I set up a simple experiment where I connected 8x680nF 450VAC polypropylene film capacitors in parallel across a 250VAC, 50Hz mains supply. The capacitors, nominally at 640nF each, have an equivalent series resistance (ESR) of 1.5 ohms at 100Hz.
simulate this circuit – Schematic created using CircuitLab
Using an oscilloscope, I monitored the voltage across one capacitor and the current through the mains input wire with a precise current probe. The setup initially drew around 570mA from a 230VAC source:
The oscilloscope captures the following:
- Blue waveform: current (current probe sensitivity at 100mV/A, 50mV per division).
- Yellow waveform: voltage across the circuit.
Plotted graph showing current usage:
An energy meter reported 421mA - 426mA with a power factor of 0, total energy consumption of 0W, indicating reactive power. However, the scope reported a peak current draw of over 500mA.
The oscilloscope indicated maximum current draw coinciding with the voltage zero crossing, aligning with the expected behaviour of the capacitors discharging.
When I introduced a big 38mH toroidal inductor (with approximately 4-ohm ESR (@100Hz)) designed to handle over 10A current without saturating in series with the capacitors, I noticed a significant current spike of over 2A at the zero crossing:
Plotted graph showing current spikes:
In this setup, the oscilloscope captures the following:
- Blue waveform: current (current probe sensitivity at 100mV/A, 100mV per division).
- Yellow waveform: voltage across the circuit as before.
An energy meter reported ~560mA, still with a power factor of 0 and a total energy consumption of 0W as well.
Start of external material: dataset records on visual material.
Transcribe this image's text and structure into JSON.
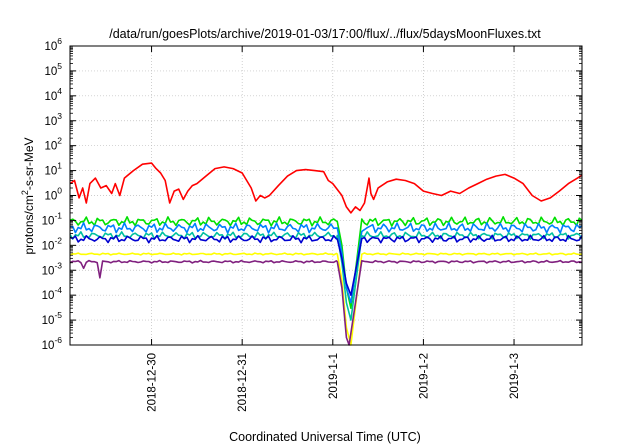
{
  "chart_data": {
    "type": "line",
    "title": "/data/run/goesPlots/archive/2019-01-03/17:00/flux/../flux/5daysMoonFluxes.txt",
    "xlabel": "Coordinated Universal Time (UTC)",
    "ylabel": "protons/cm²-s-sr-MeV",
    "ylabel_parts": {
      "main": "protons/cm",
      "sup": "2",
      "rest": "-s-sr-MeV"
    },
    "yscale": "log",
    "ylim_exp": [
      -6,
      6
    ],
    "ytick_labels": [
      {
        "base": "10",
        "exp": "-6"
      },
      {
        "base": "10",
        "exp": "-5"
      },
      {
        "base": "10",
        "exp": "-4"
      },
      {
        "base": "10",
        "exp": "-3"
      },
      {
        "base": "10",
        "exp": "-2"
      },
      {
        "base": "10",
        "exp": "-1"
      },
      {
        "base": "10",
        "exp": "0"
      },
      {
        "base": "10",
        "exp": "1"
      },
      {
        "base": "10",
        "exp": "2"
      },
      {
        "base": "10",
        "exp": "3"
      },
      {
        "base": "10",
        "exp": "4"
      },
      {
        "base": "10",
        "exp": "5"
      },
      {
        "base": "10",
        "exp": "6"
      }
    ],
    "xlim_days": [
      -2.9,
      2.75
    ],
    "x_ticks": [
      {
        "label": "2018-12-30",
        "day": -2
      },
      {
        "label": "2018-12-31",
        "day": -1
      },
      {
        "label": "2019-1-1",
        "day": 0
      },
      {
        "label": "2019-1-2",
        "day": 1
      },
      {
        "label": "2019-1-3",
        "day": 2
      }
    ],
    "grid": true,
    "series": [
      {
        "color": "#ff0000",
        "points": [
          [
            -2.9,
            3.0
          ],
          [
            -2.85,
            4.0
          ],
          [
            -2.8,
            0.8
          ],
          [
            -2.76,
            2.0
          ],
          [
            -2.72,
            0.5
          ],
          [
            -2.68,
            3.0
          ],
          [
            -2.62,
            5.0
          ],
          [
            -2.56,
            2.0
          ],
          [
            -2.5,
            2.5
          ],
          [
            -2.44,
            1.2
          ],
          [
            -2.4,
            3.0
          ],
          [
            -2.35,
            1.0
          ],
          [
            -2.3,
            5.0
          ],
          [
            -2.2,
            10
          ],
          [
            -2.1,
            18
          ],
          [
            -2.0,
            20
          ],
          [
            -1.95,
            12
          ],
          [
            -1.9,
            8.0
          ],
          [
            -1.85,
            4.0
          ],
          [
            -1.8,
            0.5
          ],
          [
            -1.75,
            1.5
          ],
          [
            -1.7,
            1.8
          ],
          [
            -1.65,
            0.7
          ],
          [
            -1.6,
            1.5
          ],
          [
            -1.55,
            2.5
          ],
          [
            -1.5,
            3.0
          ],
          [
            -1.4,
            6.0
          ],
          [
            -1.3,
            12
          ],
          [
            -1.2,
            14
          ],
          [
            -1.1,
            12
          ],
          [
            -1.0,
            8.0
          ],
          [
            -0.95,
            4.0
          ],
          [
            -0.9,
            2.0
          ],
          [
            -0.85,
            0.6
          ],
          [
            -0.8,
            1.0
          ],
          [
            -0.75,
            0.8
          ],
          [
            -0.7,
            1.0
          ],
          [
            -0.6,
            2.5
          ],
          [
            -0.5,
            6.0
          ],
          [
            -0.4,
            10
          ],
          [
            -0.3,
            11
          ],
          [
            -0.2,
            10
          ],
          [
            -0.1,
            9.0
          ],
          [
            -0.05,
            4.0
          ],
          [
            0.0,
            3.0
          ],
          [
            0.1,
            1.0
          ],
          [
            0.15,
            0.35
          ],
          [
            0.2,
            0.2
          ],
          [
            0.25,
            0.35
          ],
          [
            0.3,
            0.25
          ],
          [
            0.35,
            0.5
          ],
          [
            0.4,
            5.0
          ],
          [
            0.42,
            1.2
          ],
          [
            0.45,
            0.7
          ],
          [
            0.5,
            2.0
          ],
          [
            0.6,
            3.5
          ],
          [
            0.7,
            4.5
          ],
          [
            0.8,
            4.0
          ],
          [
            0.9,
            3.0
          ],
          [
            1.0,
            1.5
          ],
          [
            1.1,
            1.2
          ],
          [
            1.2,
            1.0
          ],
          [
            1.3,
            1.5
          ],
          [
            1.4,
            1.2
          ],
          [
            1.5,
            2.0
          ],
          [
            1.6,
            3.0
          ],
          [
            1.7,
            4.5
          ],
          [
            1.8,
            6.0
          ],
          [
            1.9,
            7.0
          ],
          [
            2.0,
            5.0
          ],
          [
            2.1,
            3.0
          ],
          [
            2.2,
            1.0
          ],
          [
            2.3,
            0.6
          ],
          [
            2.4,
            0.8
          ],
          [
            2.5,
            1.5
          ],
          [
            2.6,
            3.0
          ],
          [
            2.7,
            5.0
          ],
          [
            2.75,
            6.5
          ]
        ]
      },
      {
        "color": "#00e000",
        "base": 0.09,
        "spread": 0.38,
        "phase": 1.1,
        "drop": [
          [
            0.05,
            0.09
          ],
          [
            0.1,
            0.01
          ],
          [
            0.15,
            0.0002
          ],
          [
            0.2,
            3e-05
          ]
        ]
      },
      {
        "color": "#0080ff",
        "base": 0.05,
        "spread": 0.42,
        "phase": 2.3,
        "drop": [
          [
            0.05,
            0.05
          ],
          [
            0.1,
            0.005
          ],
          [
            0.15,
            0.0002
          ],
          [
            0.2,
            5e-05
          ]
        ]
      },
      {
        "color": "#00c0a0",
        "base": 0.025,
        "spread": 0.3,
        "phase": 3.7,
        "drop": [
          [
            0.05,
            0.025
          ],
          [
            0.1,
            0.002
          ],
          [
            0.15,
            5e-05
          ],
          [
            0.2,
            1e-05
          ]
        ]
      },
      {
        "color": "#0000d0",
        "base": 0.018,
        "spread": 0.3,
        "phase": 0.5,
        "drop": [
          [
            0.05,
            0.018
          ],
          [
            0.1,
            0.003
          ],
          [
            0.15,
            0.0003
          ],
          [
            0.2,
            0.0001
          ]
        ]
      },
      {
        "color": "#ffff00",
        "base": 0.0045,
        "spread": 0.08,
        "phase": 4.9,
        "drop": [
          [
            0.05,
            0.0045
          ],
          [
            0.1,
            0.0004
          ],
          [
            0.15,
            5e-06
          ],
          [
            0.2,
            1e-06
          ]
        ]
      },
      {
        "color": "#80207f",
        "base": 0.0022,
        "spread": 0.1,
        "phase": 5.5,
        "spikes": [
          [
            -2.75,
            0.0012
          ],
          [
            -2.57,
            0.0005
          ]
        ],
        "drop": [
          [
            0.05,
            0.0022
          ],
          [
            0.1,
            0.0002
          ],
          [
            0.15,
            2e-06
          ],
          [
            0.18,
            1e-06
          ]
        ]
      }
    ]
  }
}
However, the scope reported a peak current draw of over 2A!
This surge in current consumption persisted even with a reduced supply voltage of 50VAC, 50Hz from an autotransformer and when testing with other inductors rated for higher currents, as well as a common mode choke rated at 2A with a similar ESR.
Calculations for the resonant frequency of the LC circuit suggest an f0 of approximately 361Hz:
$$f_0 = \frac{1}{2 \pi \sqrt{L \cdot C}}$$
Plugging in the values:
$$f_0 = \frac{1}{2 \pi \sqrt{38 \times 10^{-3} \cdot 5.12 \times 10^{-6}}}$$
$$f_0 = \frac{1}{2 \pi \sqrt{0.038 \cdot 0.00000512}}$$
$$f_0 \approx 361.00 \ \text{Hz}$$
This is distant from the supply frequency of 50Hz, ruling out resonance as a cause for the spikes.
The question then is: What could be causing these large current spikes at the zero crossing? Intuitively, the inductor should mitigate sudden changes in current, yet the opposite is observed. What mechanisms might be at play here to cause this counter-intuitive result?